Mergers, piracy and downloads dominated music talk more than the work of any particular artist in 2003, and the hand-wringing looks likely to continue into 2004.
Up first is the regulatory approval of the merger between Sony Music and BMG, a deal that came together in less than two months in the fall. By not including publishing and manufacturing, the two distribs strategically set up their deal to sail through regulatory waters with little fear of sinking. Undoubtedly cost-cutting and staff reduction maneuvers will shift into overdrive once the deal is OK’d.
Warner Music, too, will be cast adrift from Time Warner, with Edgar Bronfman Jr. at the helm. Bronfman, who captained the merger of Universal and Polygram in 1999, returns to the music business via some bottom-line driven investors. As a self-sufficient unit, optimistic observers see Warner as a potential beacon, a record company capable of restoring its artist-friendly reputation via expanded artist development policies that, in the long run, better the industry. Detractors figure investors will want a quick return on the dollar, and drastic trims will be made to the already cut-to-the-bone operation.
EMI made yet another attempt to walk down the aisle with a recorded music company, and found itself spurned for a third time. Company, with stronger Euro value than U.S. and the dependable catalogs of the Beatles, Beach Boys and Frank Sinatra, is ripe for a takeover, some observers have suggested, by a non-musical entity.
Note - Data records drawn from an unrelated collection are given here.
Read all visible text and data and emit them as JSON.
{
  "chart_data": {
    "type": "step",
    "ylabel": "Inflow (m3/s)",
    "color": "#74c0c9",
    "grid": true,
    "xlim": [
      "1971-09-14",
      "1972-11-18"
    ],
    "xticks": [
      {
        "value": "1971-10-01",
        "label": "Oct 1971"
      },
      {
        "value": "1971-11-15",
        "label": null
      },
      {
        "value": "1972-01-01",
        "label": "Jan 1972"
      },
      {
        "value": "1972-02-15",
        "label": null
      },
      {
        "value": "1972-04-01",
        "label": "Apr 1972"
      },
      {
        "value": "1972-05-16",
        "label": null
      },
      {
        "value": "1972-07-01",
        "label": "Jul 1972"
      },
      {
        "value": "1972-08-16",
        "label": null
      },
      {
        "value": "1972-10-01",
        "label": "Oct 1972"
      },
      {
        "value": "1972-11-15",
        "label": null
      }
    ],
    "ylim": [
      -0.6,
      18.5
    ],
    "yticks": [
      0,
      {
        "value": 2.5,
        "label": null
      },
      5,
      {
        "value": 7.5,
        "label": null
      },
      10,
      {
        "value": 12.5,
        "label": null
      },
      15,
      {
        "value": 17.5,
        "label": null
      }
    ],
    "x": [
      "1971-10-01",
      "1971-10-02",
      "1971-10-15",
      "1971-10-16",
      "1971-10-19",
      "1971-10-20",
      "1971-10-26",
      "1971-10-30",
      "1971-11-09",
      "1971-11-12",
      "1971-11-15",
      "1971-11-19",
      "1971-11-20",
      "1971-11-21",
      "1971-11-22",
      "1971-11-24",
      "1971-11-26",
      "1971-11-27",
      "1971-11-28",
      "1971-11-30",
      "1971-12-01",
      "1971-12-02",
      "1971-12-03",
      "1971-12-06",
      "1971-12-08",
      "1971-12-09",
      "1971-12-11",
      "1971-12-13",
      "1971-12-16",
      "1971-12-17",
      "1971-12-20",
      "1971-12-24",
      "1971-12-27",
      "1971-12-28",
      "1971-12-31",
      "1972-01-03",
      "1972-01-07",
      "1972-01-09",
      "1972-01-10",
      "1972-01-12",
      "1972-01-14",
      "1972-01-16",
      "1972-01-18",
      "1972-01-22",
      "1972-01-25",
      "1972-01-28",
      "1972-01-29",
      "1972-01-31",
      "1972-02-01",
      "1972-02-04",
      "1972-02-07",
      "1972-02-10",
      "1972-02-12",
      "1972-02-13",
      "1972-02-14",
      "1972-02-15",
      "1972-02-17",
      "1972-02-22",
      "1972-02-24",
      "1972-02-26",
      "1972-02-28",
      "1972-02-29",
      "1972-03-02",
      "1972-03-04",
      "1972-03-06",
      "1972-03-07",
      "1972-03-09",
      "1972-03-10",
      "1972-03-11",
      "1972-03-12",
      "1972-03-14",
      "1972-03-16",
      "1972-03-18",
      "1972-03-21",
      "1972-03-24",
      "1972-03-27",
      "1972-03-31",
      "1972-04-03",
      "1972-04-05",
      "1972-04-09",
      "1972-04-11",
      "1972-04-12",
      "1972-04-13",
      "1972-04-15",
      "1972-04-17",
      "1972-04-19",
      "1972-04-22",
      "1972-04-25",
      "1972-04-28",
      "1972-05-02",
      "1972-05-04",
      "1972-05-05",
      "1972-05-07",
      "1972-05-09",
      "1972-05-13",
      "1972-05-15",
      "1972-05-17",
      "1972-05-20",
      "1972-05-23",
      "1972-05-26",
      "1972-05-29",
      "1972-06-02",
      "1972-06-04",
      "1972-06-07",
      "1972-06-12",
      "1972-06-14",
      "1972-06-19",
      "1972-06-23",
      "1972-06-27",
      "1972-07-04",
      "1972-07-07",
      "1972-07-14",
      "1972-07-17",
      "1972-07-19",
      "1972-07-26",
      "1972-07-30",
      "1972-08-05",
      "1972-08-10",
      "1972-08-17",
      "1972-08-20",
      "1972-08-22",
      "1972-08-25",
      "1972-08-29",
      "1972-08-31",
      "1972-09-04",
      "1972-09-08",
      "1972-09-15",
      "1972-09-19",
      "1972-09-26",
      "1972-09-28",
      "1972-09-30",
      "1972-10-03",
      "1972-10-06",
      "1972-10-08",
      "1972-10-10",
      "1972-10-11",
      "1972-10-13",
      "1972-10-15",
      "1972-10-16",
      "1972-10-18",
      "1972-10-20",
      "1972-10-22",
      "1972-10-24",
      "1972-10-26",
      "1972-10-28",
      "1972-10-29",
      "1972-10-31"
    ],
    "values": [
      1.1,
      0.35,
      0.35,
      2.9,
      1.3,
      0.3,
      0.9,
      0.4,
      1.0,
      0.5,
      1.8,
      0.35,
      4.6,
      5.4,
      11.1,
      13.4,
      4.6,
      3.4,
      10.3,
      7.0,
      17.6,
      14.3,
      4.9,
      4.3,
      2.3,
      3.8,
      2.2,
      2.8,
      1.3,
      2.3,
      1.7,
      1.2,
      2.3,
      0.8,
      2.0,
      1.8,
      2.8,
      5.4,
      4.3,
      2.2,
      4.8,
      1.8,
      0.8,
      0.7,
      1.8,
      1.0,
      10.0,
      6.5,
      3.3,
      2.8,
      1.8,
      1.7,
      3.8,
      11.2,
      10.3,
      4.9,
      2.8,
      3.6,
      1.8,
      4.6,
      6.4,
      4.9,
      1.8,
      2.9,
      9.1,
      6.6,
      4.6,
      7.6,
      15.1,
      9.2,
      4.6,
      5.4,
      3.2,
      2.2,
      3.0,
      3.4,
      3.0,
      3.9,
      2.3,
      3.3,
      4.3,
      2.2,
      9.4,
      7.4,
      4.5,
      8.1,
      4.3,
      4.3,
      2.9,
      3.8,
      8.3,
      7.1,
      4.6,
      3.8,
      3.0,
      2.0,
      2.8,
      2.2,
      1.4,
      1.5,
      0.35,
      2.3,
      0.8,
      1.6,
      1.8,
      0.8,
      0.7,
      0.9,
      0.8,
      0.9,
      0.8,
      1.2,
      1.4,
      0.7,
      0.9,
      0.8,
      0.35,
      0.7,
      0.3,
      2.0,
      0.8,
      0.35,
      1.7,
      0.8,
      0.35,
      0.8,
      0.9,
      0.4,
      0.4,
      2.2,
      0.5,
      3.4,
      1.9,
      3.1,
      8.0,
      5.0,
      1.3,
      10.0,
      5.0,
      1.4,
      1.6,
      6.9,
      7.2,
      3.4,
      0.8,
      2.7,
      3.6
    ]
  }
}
As a stand-alone, however, and with its rock acts such as Coldplay, Radiohead and Starsailor consistently rising in popularity, its value may well rise in the next 12 months.
Merger mania was seen a key strategy to combat the rampant piracy caused by file-swapping on the Internet. The Recording Industry Assn. of America took on the role of being the bad guy, and started suing music fans with high numbers of music files on their computer hard drives.
The labels, which obviously endorsed the RIAA’s legal actions, gave a big thumbs up to Apple Computer’s iTunes music download system, the first major, comprehensive system approved by the major labels.
SoundScan started tracking downloads July 2 and by Christmas, more than 17 million digital tracks had been purchased through the paid services iTunes, Napster, Musicmatch, Rhapsody, MusicNet, MusicNow, Liquid Digital Media and Buymusic.
Outkast’s “Hey Ya” was the most purchased download of the year, hitting the 100,000 sold mark toward year’s end. But in the illegal market, tracked by Big Champagne, “Hey Ya” was swapped more than 4 million times between its Sept. 23 release and Dec. 31.
Overall music sales were down a modest 4.7% in 2003, thanks to steady sales during the holiday gift season. The RIAA certified 271 gold, 130 platinum and 136 multi-platinum albums in 2003, meaning every category was up from the year before when the org awarded 257 golds, 121 platinums and 134 multi-platinum albums. The predicted rise in music-oriented DVDs was borne out: video sales increased 103.9% over 2002 (15.7 million vs. 7.7 million).
While record release schedules were all back-loaded, the concert industry is getting off to a bang this year with tours from Alan Jackson, Britney Spears, Metallica, David Bowie and Neil Young that are all starting in the first quarter.
Last year was especially strong in the reunion department, led by Simon & Garfunkel, Fleetwood Mac, Jane’s Addiction, the Doors and Iggy Pop and the Stooges. This year could see Jimmy Page, Robert Plant and John Paul Jones return as Led Zeppelin for the first time in 24 years, but the big bread-winner could well be U2, which is planning a summertime go-round.